Point being — you may be that outsider.  You may be the one who feels disenfranchised by the bullies and the ignorant jackasses.  But you know who you are.  And in this day and age, you know there are others out there just like you, hurting but holding on through sheer stubborn will and self-preservation.

Focus on that.  Fight back.  Focus on remaining true to yourself, and fuck everyone else if they can’t handle that.  Feed on it.  Expand on it.  Be what and who you are, not what they want to make you.

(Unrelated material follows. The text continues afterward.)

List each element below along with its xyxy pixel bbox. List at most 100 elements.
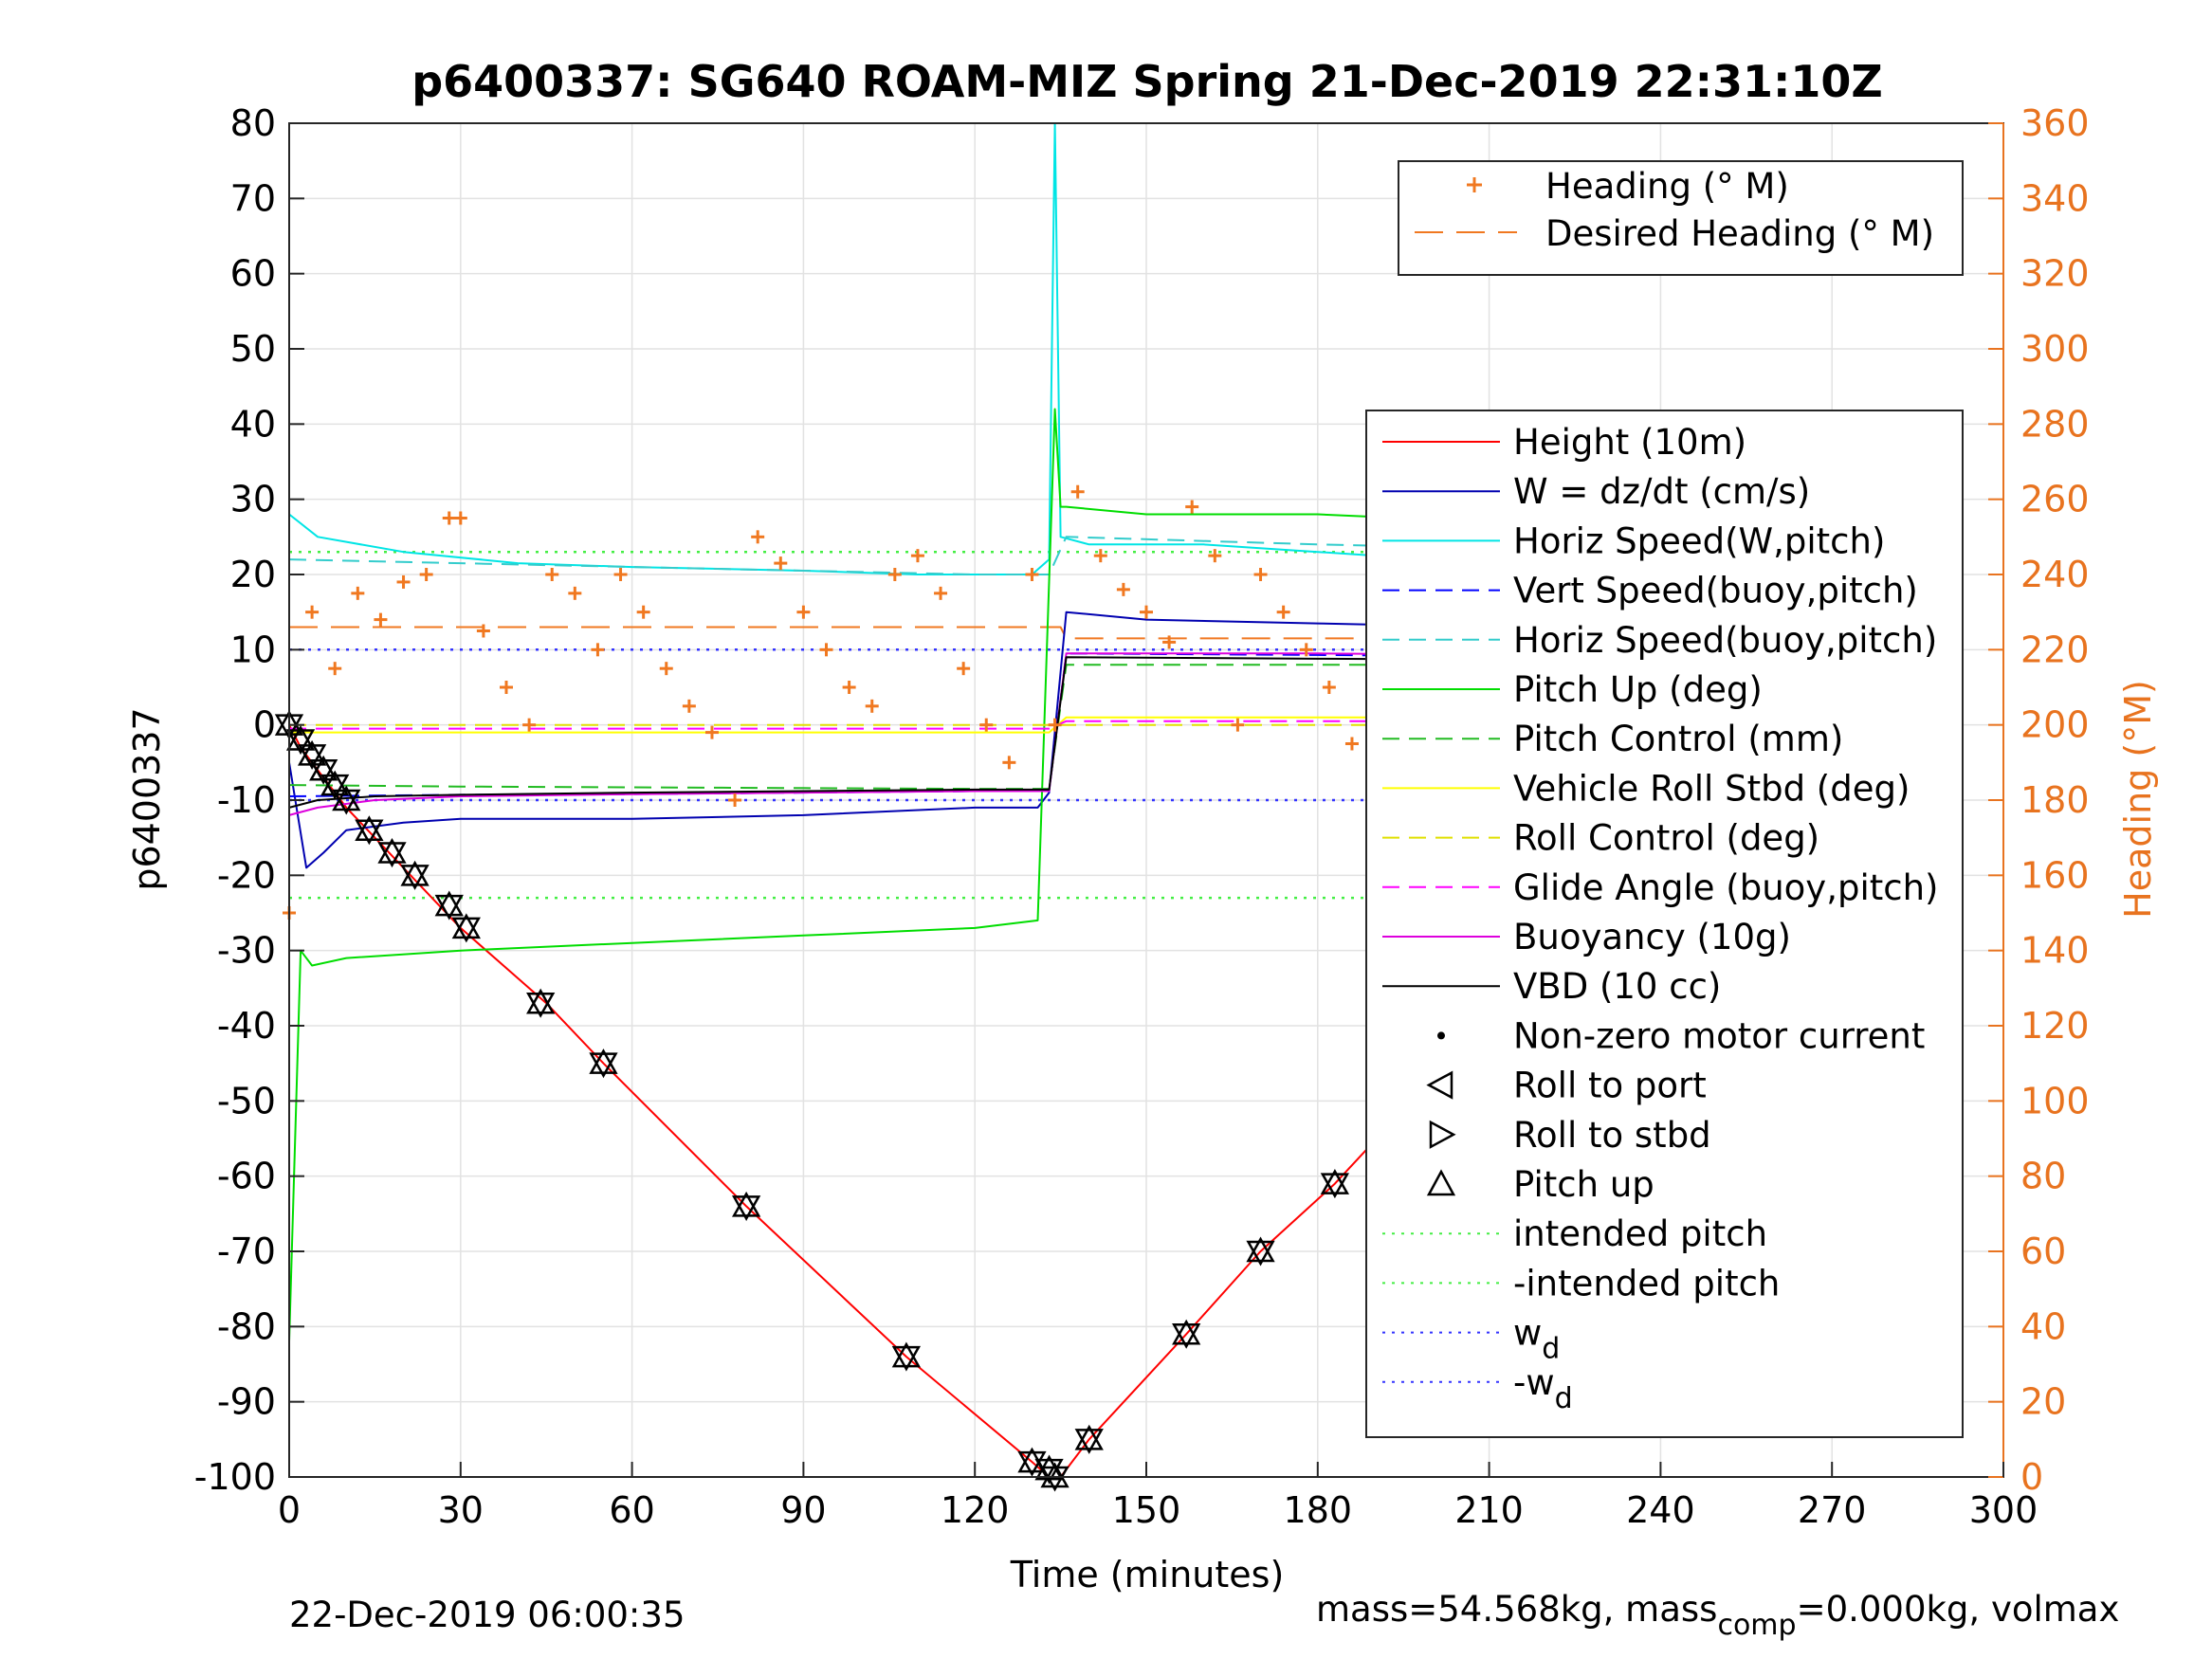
roll-triangle: [434, 894, 464, 921]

And make that the mainstream.

 

 

[NOTE: Yes, I know calling those two names is petty. Give me that — it’s just me vocalizing just how much I detest the two men, and I’d rather not use c**t in my blog if I can help it. Furthermore, please do not try to argue with me that ‘it was a democratic vote, they won, get over it.’  Say that to all the people who couldn’t vote because of the GOP’s obvious system-gaming and voter suppression.  Say that to all the women who now fear that their health care is threatened.  Say that to the LGBT who feel threatened by Pence’s bigotry.  Say that to the Muslims and the Mexicans and the immigrants who now feel that their country’s leader and his growing cabinet don’t give two shits about them.  And then look at those who are reveling in the Fuckwit’s win and are now spraypainting swastikas, tearing off hijabs, beating people up, and telling others ‘go back home’ when they are home.  And then explain to me how that’s a fair system.]